Auch wenn man Kant darin zustimmt, dass der oben erwähnte kategorische Imperativ ausreiche, um zu begründen, warum ein bestimmtes Verhalten lasterhaft, d. h. unmoralisch und deshalb verabscheuenswert ist, bleibt die Frage, wie man Kinder dies »lehren« kann. Kants Antwort auf diese Frage findet sich an einer späteren Stelle der Vorlesung, an der er die Prinzipien, an denen das Handeln sich ausrichten soll, als »Maximen« bezeichnet und von bloßer »Disziplin« oder »Angewohnheit« abgrenzt. Maximen, so heißt es da, sind Prinzipien des Handelns, deren »Billigkeit« das Kind selbst einsehe (Kant 1803/1983, S. 740). Das Kind soll also die Angemessenheit der moralischen Prinzipien, an denen sein Handeln sich orientiert, selber erkennen. Die Instanz, auf die alles ankommt, ist mithin die Einsicht des Kindes, sein Urteil, das auf den selbstständigen Gebrauch des eigenen Verstandes zurückgeht.

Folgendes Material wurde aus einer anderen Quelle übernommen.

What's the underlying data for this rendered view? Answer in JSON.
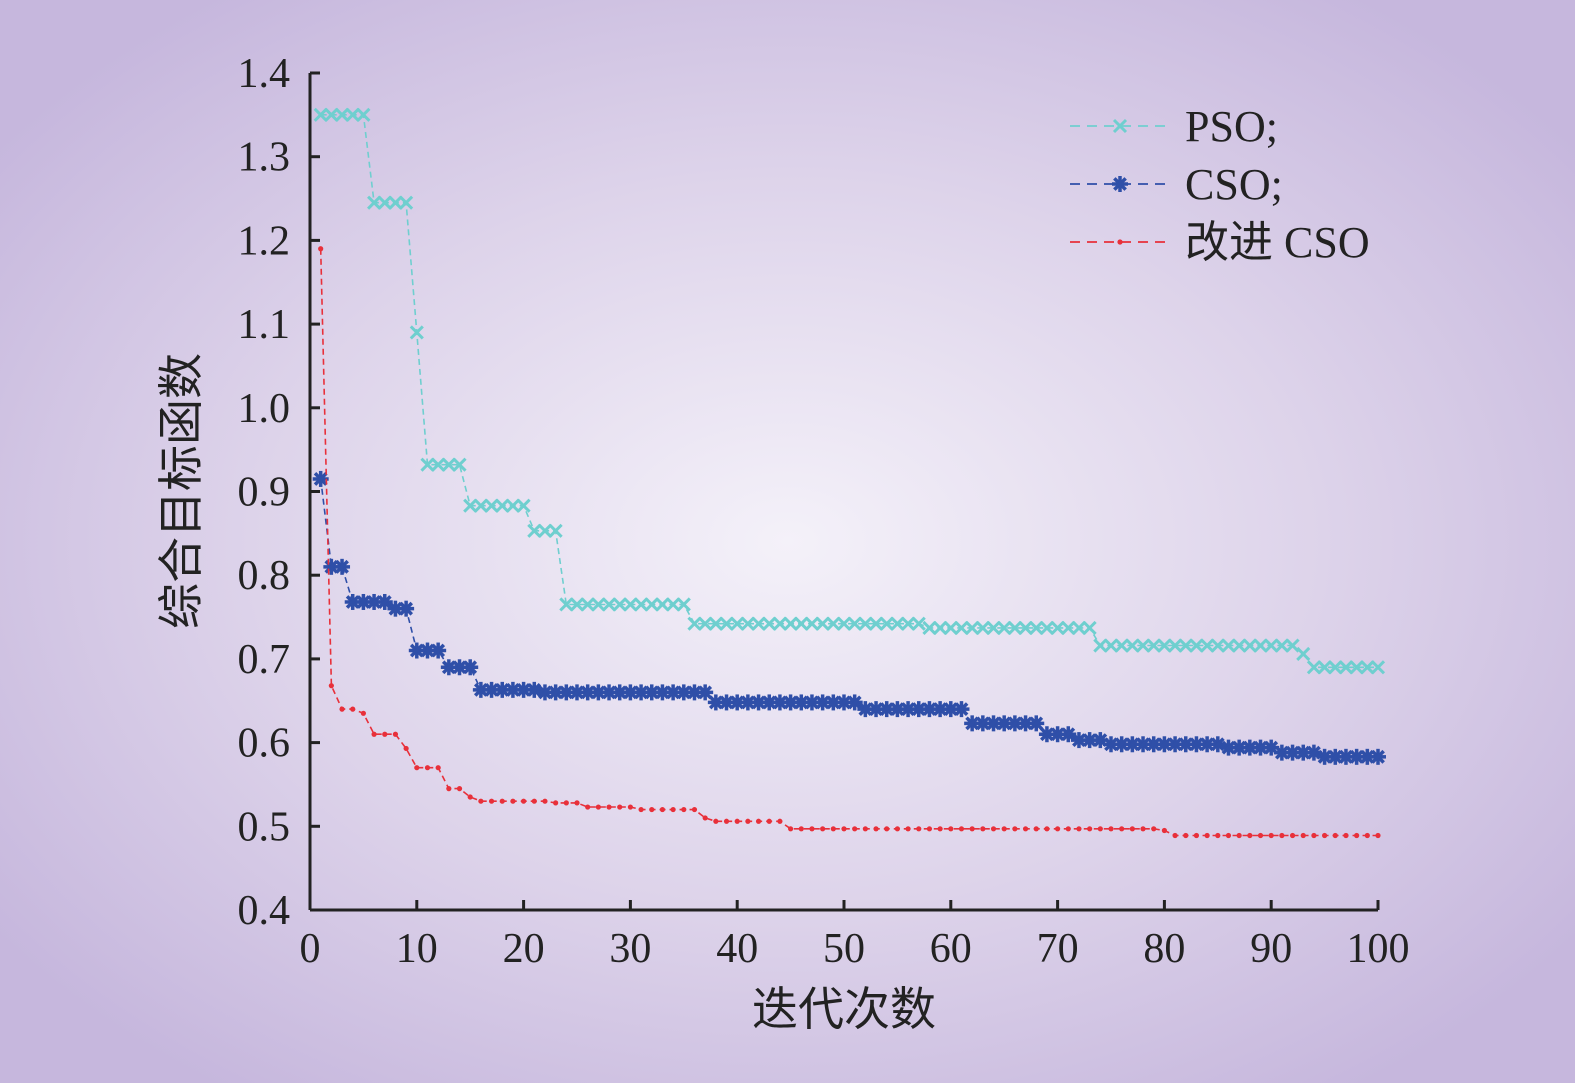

Die entscheidende Frage innerhalb der Erziehungstheorie Kants lautet deshalb: Wie können Kinder zur Einsicht, d. h. zum selbstständigen Gebrauch ihres Verstandes gebracht werden? Kants Antwort ist eine doppelte: Es brauche dazu sowohl Zwang als auch Freiheit, und das entscheidende Problem bestehe darin, beides auf die richtige Weise miteinander zu verbinden. Kants berühmte Formel für dieses Problem, in der sich sein wichtigster und bedenkenswertester Beitrag zur Theorie der Erziehung verbirgt, lautet: »Wie kultiviere ich die Freiheit bei dem Zwange?« (Kant 1803/1983, S. 711).

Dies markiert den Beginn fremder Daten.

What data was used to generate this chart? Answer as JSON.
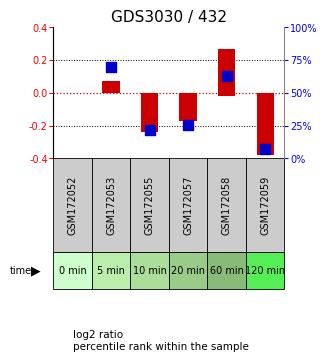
{
  "title": "GDS3030 / 432",
  "samples": [
    "GSM172052",
    "GSM172053",
    "GSM172055",
    "GSM172057",
    "GSM172058",
    "GSM172059"
  ],
  "time_labels": [
    "0 min",
    "5 min",
    "10 min",
    "20 min",
    "60 min",
    "120 min"
  ],
  "time_colors": [
    "#ccffcc",
    "#bbeeaa",
    "#aade99",
    "#99cc88",
    "#88bb77",
    "#55ee55"
  ],
  "log2_ratio_top": [
    0.0,
    0.075,
    0.0,
    0.0,
    0.27,
    0.0
  ],
  "log2_ratio_bottom": [
    0.0,
    0.0,
    -0.24,
    -0.17,
    -0.02,
    -0.38
  ],
  "percentile_rank_y": [
    null,
    0.155,
    -0.23,
    -0.195,
    0.105,
    -0.345
  ],
  "ylim": [
    -0.4,
    0.4
  ],
  "yticks_left": [
    -0.4,
    -0.2,
    0.0,
    0.2,
    0.4
  ],
  "yticks_right": [
    0,
    25,
    50,
    75,
    100
  ],
  "bar_color": "#cc0000",
  "dot_color": "#0000cc",
  "zero_line_color": "#cc0000",
  "grid_color": "#000000",
  "bg_color": "#ffffff",
  "sample_bg": "#cccccc",
  "bar_width": 0.45,
  "dot_size": 55,
  "title_fontsize": 11,
  "tick_fontsize": 7,
  "time_fontsize": 7,
  "legend_fontsize": 7.5
}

Es lohnt sich, etwas länger bei dieser Formel zu verbleiben und dabei drei Fragen zu klären – nämlich erstens, was Kant unter »Freiheit« versteht, zweitens, weshalb diese Freiheit der Kultivierung (und d. h. der Bearbeitung und Verfeinerung) bedarf, und drittens, weshalb für Kant neben der Kultivierung von Freiheit auch die Ausübung von Zwang als ein unverzichtbarer Bestandteil von Erziehung gilt. Beginnen wir mit der ersten Frage. Freiheit ist für Kant zunächst die »Unabhängigkeit von Gesetzen«, nach welcher der Mensch ein natürliches Bedürfnis habe (Kant 1803/1983, S. 698). In diesem Sinne meint Freiheit das, was man Willkürfreiheit nennen kann: die Möglichkeit, dem eigenen Willen bzw. der eigenen »Laune« zu folgen (ebd.). Bei Kindern zeigt sich der Hang zu solcher Freiheit Kant zufolge in ihrer Tendenz, »jeden ihrer Einfälle würklich auch und augenblicklich in Ausführung [zu] bringen« (ebd.). Freiheit bedeutet im Kontext der Pädagogik-Vorlesung, wie im Folgenden noch deutlich werden wird, aber auch eine Art praktischer Selbstständigkeit, nämlich den Zustand, »nicht von der Vorsorge anderer ab[zu]hängen« (ebd., S. 711). Und schließlich gilt Freiheit Kant auch (wie bereits oben zitiert wurde) als die entscheidende Voraussetzung für Aufklärung, nämlich als Möglichkeit, »von seiner Vernunft in allen Stücken öffentlichen Gebrauch zu machen« (Kant 1784/1983, S. 55) – und d. h. als Bedingung von Mündigkeit. Man kann daher annehmen, dass für Kant alle drei Arten von Freiheit – Willkürfreiheit, Selbstständigkeit und Mündigkeit – im Erziehungsprozess eine Rolle spielen und Gegenstand der Kultivierung werden sollen.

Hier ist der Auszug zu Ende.